BJJ Tournament After Action Review

Hats off to the 62 year old blue belt who stepped on to the mats with me for Gi and No-Gi matches. Even 18 years his junior I am humbled by an older warrior getting after it. At our age, winning or losing the match is largely irrelevant to what you can take from it in terms of improving your skills going forward.

Two years ago my first match, as a white belt, resulted in a popped rib. At the time I regretted not fighting through the pain, but once the rib popped the outcome of the match would be my loss by either points or submission. I lack the ability to just ignore pain, at least at the level needed to deal with a popped rib. So I didn’t compete again until today. In two years I was awarded a blue belt, and I learned a lot about relaxing into a roll.

So what I did well today, I didn’t rely very much on strength. I didn’t have too much of a game plan other than, “get grips, get to the ground, find a submission.” In No-Gi, that submission came in the form of a wrist lock in guard, the dirtiest nastiest technique that blue belts are allowed (seriously, not proud of that). My academy doesn’t actually teach wrist locks, but I used to train Tomiki Aikido and Japanese Jiu Jitsu where wrist locks are central to the art. Talking with my coach, he was happy with how I was setting up attacks, and working one arm into a position where I would get the wrist lock, or get set up for a triangle. I was just glad I stayed calm and more fluid/relaxed than I used to be.

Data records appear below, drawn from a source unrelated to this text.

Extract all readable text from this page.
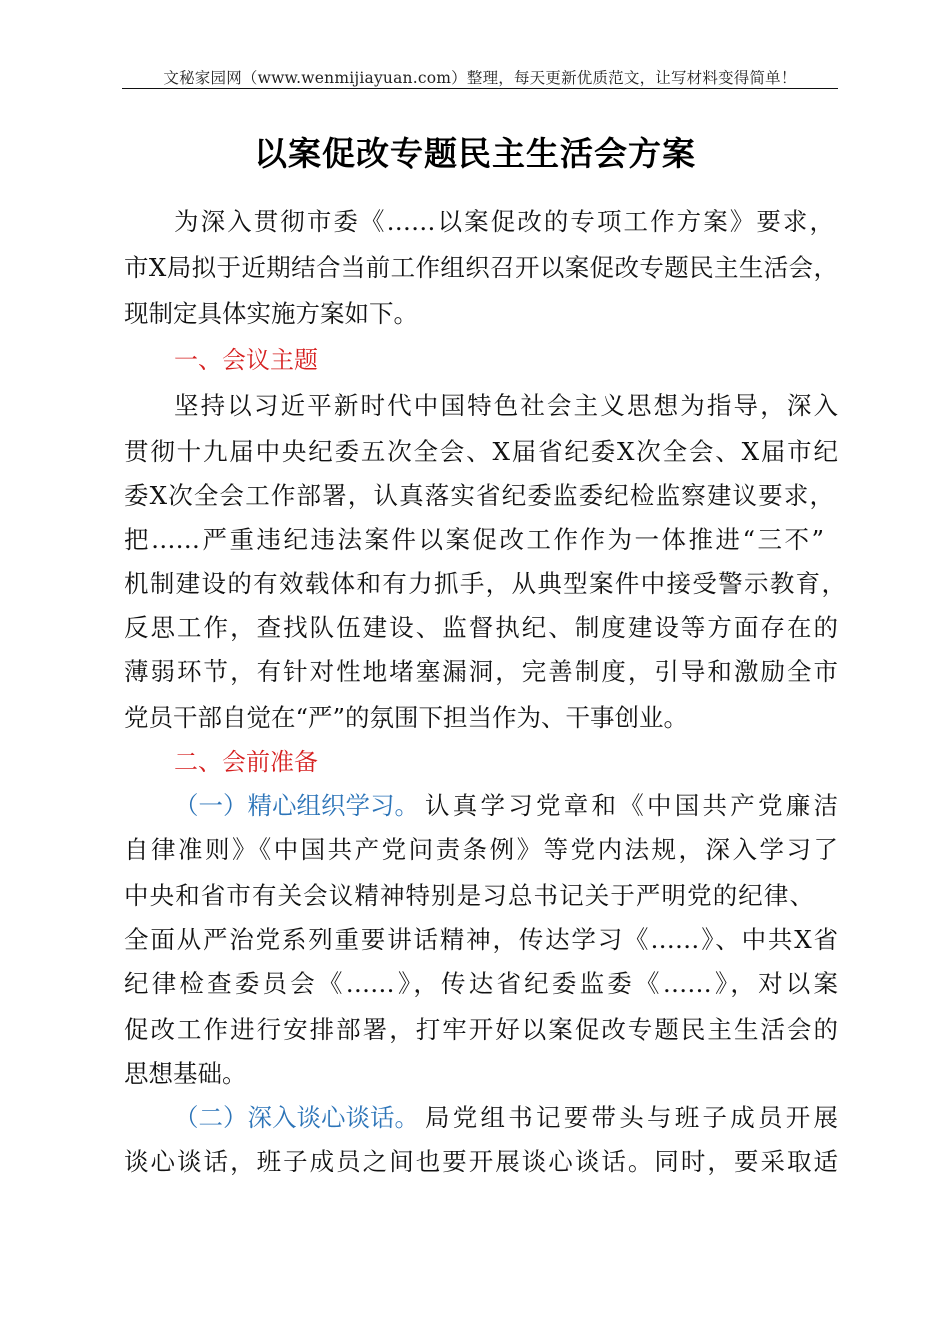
文秘家园网（www.wenmijiayuan.com）整理，每天更新优质范文，让写材料变得简单！
以案促改专题民主生活会方案
为深入贯彻市委《……以案促改的专项工作方案》要求，
市X局拟于近期结合当前工作组织召开以案促改专题民主生活会，
现制定具体实施方案如下。
一、会议主题
坚持以习近平新时代中国特色社会主义思想为指导，深入
贯彻十九届中央纪委五次全会、X届省纪委X次全会、X届市纪
委X次全会工作部署，认真落实省纪委监委纪检监察建议要求，
把……严重违纪违法案件以案促改工作作为一体推进“三不”
机制建设的有效载体和有力抓手，从典型案件中接受警示教育，
反思工作，查找队伍建设、监督执纪、制度建设等方面存在的
薄弱环节，有针对性地堵塞漏洞，完善制度，引导和激励全市
党员干部自觉在“严”的氛围下担当作为、干事创业。
二、会前准备
（一）精心组织学习。 认真学习党章和《中国共产党廉洁
自律准则》《中国共产党问责条例》等党内法规，深入学习了
中央和省市有关会议精神特别是习总书记关于严明党的纪律、
全面从严治党系列重要讲话精神，传达学习《……》、中共X省
纪律检查委员会《……》，传达省纪委监委《……》，对以案
促改工作进行安排部署，打牢开好以案促改专题民主生活会的
思想基础。
（二）深入谈心谈话。 局党组书记要带头与班子成员开展
谈心谈话，班子成员之间也要开展谈心谈话。同时，要采取适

In Gi….my takedown didn’t work. My opponent had a background in Judo and turned my Tomonage attempt into a guard pull. As my opponent tried to pass my guard, I managed an inversion from bottom position to top position, and landed in Kesa Gatame (scarf hold position). Now scarf hold isn’t really a hard position to get out of, but I fished for double under hooks and tried to set it up where I could step over his head with my lead leg to end in a Kimura lock. That didn’t happen, as I was trying to get his far side arm set up correctly, he relaxed his near side arm just enough that I could shove it between my legs, wrap my legs and flex my hips for an arm lock. This is also not a technique really taught at my gym, but one that came with me from Aikido/Japanese Jiu Jitsu previously.

One of my friends, a brown belt, saw the look on my face and asked me how my matches went, and I told him. He was surprised because he thought I’d lost instead of won, but I was really going over areas for improvement, cataloging my mistakes and inefficiencies. It is very rare that we get the opportunity to really go full resistance with another person to test our skills and strategies.

Good, or at least visible improvement: patience, staying fluid, energy management, and using technique instead of strength.

Needs Improvement: takedowns, grip fighting, mobility in guard (I tried for a long time in no-gi to get to a better position, but couldn’t), and timing.

So I walked away with a lot of information in my head, a veritable laundry list of areas to work, and gratitude that another human being had the strength of character to step on the mats to test his skills. Skills that are never tested cannot be trusted.